The simple (but deceptively challenging) word-guessing game Wordle has been sweeping the globe recently. I wondered why it seems like it's always possible to guess the word in six turns, even though there are quite a lot of common five-letter words to choose from.
This game ends up somewhere in a gray area among Wheel of Fortune, Mastermind, and Sudoku, with a few interesting side effects.
Currently, this simple evaluator only evaluates your guess against Wordle's response and returns the number of words still valid, displaying the full list once it has dropped under 100.
The included dictionary.txt file is the US Scrabble player's dictionary, containing all common words and some less common ones. Note that Wordle itself appears to accept any word from SOWPODS.TXT (or Collins Scrabble Words [CSW]) list, like EIGHE, though I'd be surprised if that word were ever chosen.
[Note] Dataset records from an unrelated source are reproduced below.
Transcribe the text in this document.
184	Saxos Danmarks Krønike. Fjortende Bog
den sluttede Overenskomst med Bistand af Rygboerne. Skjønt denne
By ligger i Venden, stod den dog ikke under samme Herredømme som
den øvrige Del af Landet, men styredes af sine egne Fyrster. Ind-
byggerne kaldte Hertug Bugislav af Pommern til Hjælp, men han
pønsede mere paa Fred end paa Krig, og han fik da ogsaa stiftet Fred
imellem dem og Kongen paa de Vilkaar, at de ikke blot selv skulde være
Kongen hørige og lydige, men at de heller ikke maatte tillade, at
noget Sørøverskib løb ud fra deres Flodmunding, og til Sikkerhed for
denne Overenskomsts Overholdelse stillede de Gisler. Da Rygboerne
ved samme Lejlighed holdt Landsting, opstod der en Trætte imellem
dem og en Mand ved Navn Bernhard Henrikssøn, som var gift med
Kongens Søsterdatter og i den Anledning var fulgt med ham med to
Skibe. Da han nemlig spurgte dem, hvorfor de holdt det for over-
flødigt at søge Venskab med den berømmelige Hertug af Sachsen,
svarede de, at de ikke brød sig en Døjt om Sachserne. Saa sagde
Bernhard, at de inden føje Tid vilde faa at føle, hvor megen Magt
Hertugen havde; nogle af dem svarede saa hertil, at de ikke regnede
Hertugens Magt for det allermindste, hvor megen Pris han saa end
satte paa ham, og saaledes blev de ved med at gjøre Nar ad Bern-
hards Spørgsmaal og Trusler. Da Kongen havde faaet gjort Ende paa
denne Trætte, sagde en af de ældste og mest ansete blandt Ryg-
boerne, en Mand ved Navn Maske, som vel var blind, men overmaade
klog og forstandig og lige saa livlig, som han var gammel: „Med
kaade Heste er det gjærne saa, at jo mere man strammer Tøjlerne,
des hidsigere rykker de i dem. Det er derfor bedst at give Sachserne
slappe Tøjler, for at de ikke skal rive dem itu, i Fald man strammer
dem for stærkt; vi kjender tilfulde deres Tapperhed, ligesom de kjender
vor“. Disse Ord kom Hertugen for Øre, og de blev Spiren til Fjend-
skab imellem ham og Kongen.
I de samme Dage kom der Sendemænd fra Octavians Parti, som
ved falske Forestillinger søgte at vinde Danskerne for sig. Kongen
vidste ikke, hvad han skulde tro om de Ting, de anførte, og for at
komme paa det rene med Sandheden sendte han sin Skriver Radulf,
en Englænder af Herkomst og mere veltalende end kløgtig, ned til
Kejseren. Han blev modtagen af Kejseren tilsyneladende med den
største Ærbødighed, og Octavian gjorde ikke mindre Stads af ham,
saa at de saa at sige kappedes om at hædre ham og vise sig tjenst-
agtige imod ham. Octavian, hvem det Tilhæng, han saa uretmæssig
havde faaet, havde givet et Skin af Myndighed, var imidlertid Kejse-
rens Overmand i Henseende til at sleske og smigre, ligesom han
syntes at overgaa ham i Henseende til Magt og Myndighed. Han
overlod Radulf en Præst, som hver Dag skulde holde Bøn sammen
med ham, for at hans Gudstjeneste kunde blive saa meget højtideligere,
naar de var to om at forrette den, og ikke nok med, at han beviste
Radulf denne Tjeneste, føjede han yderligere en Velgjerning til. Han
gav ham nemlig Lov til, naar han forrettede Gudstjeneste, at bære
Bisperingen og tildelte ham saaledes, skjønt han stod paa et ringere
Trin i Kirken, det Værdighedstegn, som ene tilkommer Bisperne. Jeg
This script runs only in interactive mode, asking you for your guess and for Wordle's response. The following syntax is used for Wordle's response:
- G for green squares
- Y for yellow squares
- X (or any other character) for not matched
Sample run:
INFO:root:Loaded 178691 words
Guess : AEGIS
Result: XYGYX
INFO:root:Wordlist filtered from 178691 to 7 word(s).
INFO:root:['EIGHT\n', 'GIGHE\n', 'GIGUE\n', 'IGGED\n', 'INGLE\n', 'LIGER\n', 'TIGER\n']
INFO:root:Try EIGHT
Guess : EIGHT
Result: YGGXY
INFO:root:Wordlist filtered from 7 to 1 word(s).
INFO:root:The answer is TIGER
It's not really intended for helping you cheat at Wordle. Although you could certainly use it for that, I am more interested in the meta-analysis of the game, answering the following sorts of questions:
- How "good" is a given guess against the current word? Against all Wordle words? Against any English word?
- What strategies are most effective across these sets?
- How "hard" is this game? What's the average tree depth to get to a single word?
- How many ambiguous words have the same results right up to the solution (i.e., LIGER-TIGER)? What's the maximum tree depth of ambiguous words?
- Can naive solvers win every time with 6 guesses? What's the min/max for any given algorithm?
- What words minimize initial guesses? (Cracking the Cryptic suggested RISEN/OCTAL to cover top letter frequencies.)
As a result, the current solver strategy is intentionally naive -- it will simply recommend the first valid alphabetical solution. In theory this means it should be harder to guess words towards the end of the alphabet (but maybe not depending on the distribution of those words.)
I do intend to improve this for unattended solving to test these solutions across the entire valid setn to answer at least some of these questions. In the meantime I wanted to release something with initial thoughts in case anyone has already done the work.
This script works on non-five-letter words as well. I have no doubt someone will have already cloned Wordle with longer words, so this analysis should apply equally well. The Scrabble dictionary does stop at a certain word length as would be appropriate for that game, so if you wanted to use it for truly monstrous words it would be both impractical, and likely not very fun.